そもそも、ラビリスの大空洞では渡すタイミングなどなかったはずなのにと、イノチが聞いてみたところ、フレデリカはこう答えた。
『ケンタウロスが気を失っている間、わたくしが奥を探索に行ったのは覚えてますか?あの時にあいつらの部屋を見つけたので、メモと写真を置いておいたのですわ。』
もちろん、持ち帰った写真を受け取ったエレナは、その場でビリビリに破り捨ててしまったが、影でフレデリカがニヤリと笑っていたことは伏せておく。
「ところでさ、生誕祭まで少しだけ時間があるから一つやりたいことがあるんだけど…」
イノチがそうつぶやくと、テーブルを囲んで食事をとっていたメンバーたちが顔を向ける。

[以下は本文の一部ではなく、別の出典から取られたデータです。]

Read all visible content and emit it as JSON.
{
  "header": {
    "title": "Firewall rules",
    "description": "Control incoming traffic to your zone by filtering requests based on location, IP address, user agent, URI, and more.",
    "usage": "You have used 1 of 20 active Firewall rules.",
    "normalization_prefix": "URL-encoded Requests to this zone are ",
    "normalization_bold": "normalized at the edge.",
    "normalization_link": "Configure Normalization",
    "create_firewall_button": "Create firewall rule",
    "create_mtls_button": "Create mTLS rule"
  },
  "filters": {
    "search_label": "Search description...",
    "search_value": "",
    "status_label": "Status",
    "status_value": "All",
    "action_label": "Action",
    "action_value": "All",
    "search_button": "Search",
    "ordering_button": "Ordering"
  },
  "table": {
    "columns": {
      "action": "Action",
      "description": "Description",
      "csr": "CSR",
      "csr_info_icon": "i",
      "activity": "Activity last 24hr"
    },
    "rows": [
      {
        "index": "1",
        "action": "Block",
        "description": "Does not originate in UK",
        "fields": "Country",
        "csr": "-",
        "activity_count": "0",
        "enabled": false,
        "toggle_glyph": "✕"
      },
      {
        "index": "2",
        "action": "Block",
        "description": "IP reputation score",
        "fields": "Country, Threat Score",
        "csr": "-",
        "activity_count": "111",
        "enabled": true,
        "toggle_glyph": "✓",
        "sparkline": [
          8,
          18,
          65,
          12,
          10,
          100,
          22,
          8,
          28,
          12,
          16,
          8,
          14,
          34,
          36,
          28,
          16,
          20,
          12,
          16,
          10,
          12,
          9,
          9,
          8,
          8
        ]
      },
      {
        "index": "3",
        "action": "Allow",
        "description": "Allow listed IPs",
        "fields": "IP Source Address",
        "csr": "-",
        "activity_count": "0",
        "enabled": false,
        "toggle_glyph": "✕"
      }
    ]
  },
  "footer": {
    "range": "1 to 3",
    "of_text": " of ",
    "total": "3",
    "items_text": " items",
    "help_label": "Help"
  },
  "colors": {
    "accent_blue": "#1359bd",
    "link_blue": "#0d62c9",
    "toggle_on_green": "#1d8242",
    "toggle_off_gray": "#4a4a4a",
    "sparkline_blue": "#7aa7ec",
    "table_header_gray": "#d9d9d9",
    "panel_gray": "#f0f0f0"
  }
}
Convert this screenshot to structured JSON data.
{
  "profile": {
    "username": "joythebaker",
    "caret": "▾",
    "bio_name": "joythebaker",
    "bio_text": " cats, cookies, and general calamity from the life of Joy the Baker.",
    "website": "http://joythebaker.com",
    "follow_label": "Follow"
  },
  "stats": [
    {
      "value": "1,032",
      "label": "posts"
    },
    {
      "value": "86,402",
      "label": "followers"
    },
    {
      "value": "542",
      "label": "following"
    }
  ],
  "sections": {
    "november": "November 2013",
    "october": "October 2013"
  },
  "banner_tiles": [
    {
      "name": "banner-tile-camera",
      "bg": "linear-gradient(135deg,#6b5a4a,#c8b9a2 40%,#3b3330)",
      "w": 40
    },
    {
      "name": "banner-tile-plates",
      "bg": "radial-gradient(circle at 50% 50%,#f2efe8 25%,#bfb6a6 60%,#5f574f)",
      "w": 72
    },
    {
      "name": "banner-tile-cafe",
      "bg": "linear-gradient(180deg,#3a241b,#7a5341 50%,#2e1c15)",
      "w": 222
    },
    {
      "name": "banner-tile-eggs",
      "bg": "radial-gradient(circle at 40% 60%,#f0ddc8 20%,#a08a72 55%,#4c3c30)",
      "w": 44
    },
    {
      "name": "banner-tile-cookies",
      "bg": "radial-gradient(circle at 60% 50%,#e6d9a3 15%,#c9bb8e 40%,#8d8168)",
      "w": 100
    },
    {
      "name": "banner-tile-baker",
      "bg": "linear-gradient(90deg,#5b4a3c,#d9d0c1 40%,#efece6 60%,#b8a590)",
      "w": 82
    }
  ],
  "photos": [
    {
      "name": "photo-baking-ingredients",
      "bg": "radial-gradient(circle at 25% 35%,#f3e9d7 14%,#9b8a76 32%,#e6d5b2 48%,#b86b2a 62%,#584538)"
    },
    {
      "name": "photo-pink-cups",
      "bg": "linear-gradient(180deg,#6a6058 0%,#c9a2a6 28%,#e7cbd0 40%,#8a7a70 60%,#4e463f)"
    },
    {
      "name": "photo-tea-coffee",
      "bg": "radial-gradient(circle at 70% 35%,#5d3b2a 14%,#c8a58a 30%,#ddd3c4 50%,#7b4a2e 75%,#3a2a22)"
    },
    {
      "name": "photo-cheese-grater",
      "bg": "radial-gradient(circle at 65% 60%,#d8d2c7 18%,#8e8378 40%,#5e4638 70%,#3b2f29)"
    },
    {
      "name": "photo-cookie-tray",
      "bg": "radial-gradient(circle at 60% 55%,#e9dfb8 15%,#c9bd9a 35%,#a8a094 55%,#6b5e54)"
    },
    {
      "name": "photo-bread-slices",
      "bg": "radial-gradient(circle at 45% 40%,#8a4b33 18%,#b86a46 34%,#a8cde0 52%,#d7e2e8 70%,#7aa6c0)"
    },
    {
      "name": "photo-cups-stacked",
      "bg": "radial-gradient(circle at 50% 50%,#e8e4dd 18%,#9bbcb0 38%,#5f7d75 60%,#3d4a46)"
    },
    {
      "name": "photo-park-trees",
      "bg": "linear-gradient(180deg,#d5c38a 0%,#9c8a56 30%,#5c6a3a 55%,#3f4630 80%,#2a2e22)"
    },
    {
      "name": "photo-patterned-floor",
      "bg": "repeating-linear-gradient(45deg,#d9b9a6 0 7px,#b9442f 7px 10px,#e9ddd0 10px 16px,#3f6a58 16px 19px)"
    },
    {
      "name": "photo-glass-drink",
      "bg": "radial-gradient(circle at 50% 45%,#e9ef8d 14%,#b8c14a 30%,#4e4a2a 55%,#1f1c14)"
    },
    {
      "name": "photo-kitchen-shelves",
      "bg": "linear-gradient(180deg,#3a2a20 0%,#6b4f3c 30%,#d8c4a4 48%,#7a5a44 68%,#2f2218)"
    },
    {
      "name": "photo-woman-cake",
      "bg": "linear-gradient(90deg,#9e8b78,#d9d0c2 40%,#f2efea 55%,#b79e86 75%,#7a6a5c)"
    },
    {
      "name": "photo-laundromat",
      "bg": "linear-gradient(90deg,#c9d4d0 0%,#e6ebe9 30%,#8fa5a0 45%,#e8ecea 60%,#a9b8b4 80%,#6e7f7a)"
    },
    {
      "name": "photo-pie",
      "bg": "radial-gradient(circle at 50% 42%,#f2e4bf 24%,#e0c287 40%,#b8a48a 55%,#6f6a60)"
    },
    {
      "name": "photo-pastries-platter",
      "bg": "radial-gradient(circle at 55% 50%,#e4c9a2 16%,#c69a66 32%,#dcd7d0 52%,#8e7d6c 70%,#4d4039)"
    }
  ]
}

「やりたいことって何よ…どうせまた、くだらないことなんじゃないの?」
「BOSSが言うなら、おもしろいこと…それかエッチなことじゃない♪」
「ですわね。アレックスは鋭いですわ。」
「…おい、お前らの中で俺はどんな人間性なんだよ。」
イノチは小さくため息をついたが、気を取り直して話を続ける。
「生誕祭までにさ、俺たちの戦力をもっと強化しておきたいんだよ。この前の襲撃では難なく追い返せたけど、相手のクランの全貌が見えてるわけじゃないし。どんな奴が出てくるかわからないだろ?できる限りのことはしたいんだ。」
「なるほどですわ。しかし、どうしますか?『黄金石』は先日、BOSSが不正したせいで、全てなくなってしまいましたし…」
「う…痛いところをつくな…」
たじろぐイノチの横で、エレナが口を開く。
「なら、BOSSのランク上げのために、どこか近場のダンジョンでも探す?モンスターを倒せば『黄金石』もドロップするでしょうし…」
「でもでも、あんまり効率的じゃないよねぇ♪BOSSのランクも100超えてるから、普通のモンスター相手じゃ大して上がらないし♪」
「アレックスの言う通りだな。」
「そうよねぇ…」
「なら、どうするのです?BOSS。」
イノチは手に持っていたコップを口に運ぶ。
そして、水を一口だけ含んで小さく飲み込むと、三人に向かってニヤリと笑う。
「そこでアルケミスト、フレデリカ様の登場だ。」
「わたくし…ですわ?」
フレデリカとともに首を傾げる三人に、イノチは嬉しそうに
説明を始めた。
「フレデリカの職業はアルケミスト、錬金術師だろ?そのスキルは『錬金』だ。さっきの『念写』のようにスキルや武器、道具を創り出すことができる。」
「それはみんな知ってることよ…でも、その『錬金』を行うためには等価交換が原則でしょ?素材やアイテムなんてそんなにあるわけでもないし…どう戦力アップに繋げるのよ。」
「ふふふ…それはだな…」
肩で笑い始めるイノチ。
その様子に、ついに気でも触れたかという視線を送るエレナとフレデリカ。
その横で、アレックスが楽しそうにニコニコと笑っている。
イノチはゆっくりと顔を上げてこう告げる。
「『黄金石』を錬成するぞ!」
「「はぁ…?!」」
相変わらずニコニコと笑うアレックスの横で、エレナとフレデリカの疑問の声がこだますのであった。